Blöd gelaufen, nicht? Denn jetzt beschäftigen sich Legionen von Psychologen, Medienexperten und sogar Philosophen mit Verschwörungsphantasten und ihren Motiven, Scheiße zu verzapfen. Unterschiedlichste Erklärungsmodelle sagen, Verschwörungsphantasten litten an diffusen Ängsten, hätten ein simples Weltbild, seien Besessene in eigener Mission, fühlten sich vom „Staat“ verarscht, von Macht-Netzwerken ausgetrickst, von Eliten in die Anonymität verdrängt. Fühlen sich austauschbar.
Demgegenüber propagiert der Zeitgeist aber Individualität, Unverwechselbarkeit, Einzigartigkeit. Der deutsche Soziologe Andreas Reckwitz konstatiert sehr zutreffend eine „Gesellschaft der Singularitäten“. Dass diesem Soziotop ein gedeihliches Geschäftsmodell in Form der „Ich-AG“ entwachsen ist, fügt sich nur zu gut ins Bild.
Das Internet und insbesondere die Sozialen Medien gewähren heute jedem die Möglichkeit, sich in Szene zu setzen. Und allen Hirnödeln, die sich eher nicht der Mühe unterziehen wollen, sich durch kulturelle, sportliche, wirtschaftliche, wissenschaftliche oder humanitäre Großtaten aus der Masse abzuheben, bietet das Verbreiten von Verschwörungsphantasien über Facebook, Instagram & Co einen schnellen Weg dazu.

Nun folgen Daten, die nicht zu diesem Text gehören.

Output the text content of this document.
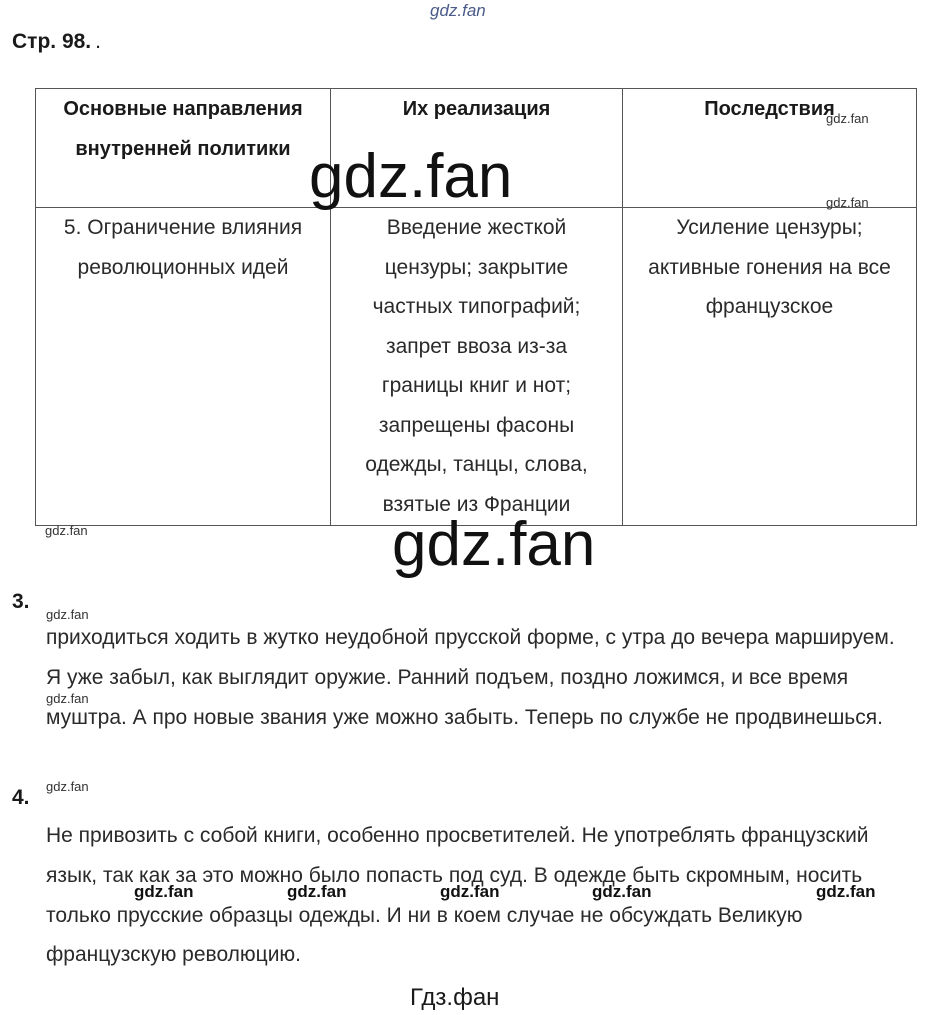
gdz.fan
Стр. 98. .
Основные направления внутренней политики	Их реализация	Последствия
5. Ограничение влияния революционных идей	Введение жесткой цензуры; закрытие частных типографий; запрет ввоза из-за границы книг и нот; запрещены фасоны одежды, танцы, слова, взятые из Франции	Усиление цензуры; активные гонения на все французское
gdz.fan
gdz.fan
gdz.fan
gdz.fan	gdz.fan
3.
gdz.fan
приходиться ходить в жутко неудобной прусской форме, с утра до вечера маршируем. Я уже забыл, как выглядит оружие. Ранний подъем, поздно ложимся, и все время муштра. А про новые звания уже можно забыть. Теперь по службе не продвинешься.
gdz.fan
gdz.fan
4.
Не привозить с собой книги, особенно просветителей. Не употреблять французский язык, так как за это можно было попасть под суд. В одежде быть скромным, носить только прусские образцы одежды. И ни в коем случае не обсуждать Великую французскую революцию.
gdz.fan	gdz.fan	gdz.fan	gdz.fan	gdz.fan
Гдз.фан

In gleichermaßen gut gemeinten wie vertrottelten Appellen, „diese Menschen zu verstehen“, ernstzunehmen, nistet auch schon der Kardinalfehler im Umgang mit ihnen: ES WIRD DIESEN DUMPFNÜSSEN BEDEUTUNG EINGERÄUMT. Ich glaube übrigens gar nicht, dass sie in der Mehrzahl wirklich bedingungslos glauben, was sie verzapfen. ZUALLERERST WOLLEN SIE SICH WICHTIG MACHEN. Gerieren sich als Durchblicker, „wissen“ die „wahren Hintergründe“ und was die „Mainstream Medien“ (vorsätzlich) „verschweigen“. Erst wenn sie damit, wie das schon mal vorkommen kann, Spott und Hohn heimfahren, verbeißen sie sich - jetzt erst recht! - in ihren Gedankenmüll. Und schon stehen rechtspopulistische Politiker und ihre Schergen in diversen Medien Gewehr bei Fuß, um sie „abzuholen“ und ihre krausen Phantasmen zu kapern. Da hilft nur eins: Lacht sie ins Abseits. Und lasst sie dort weitergeifern, bis ihnen die Luft ausgeht.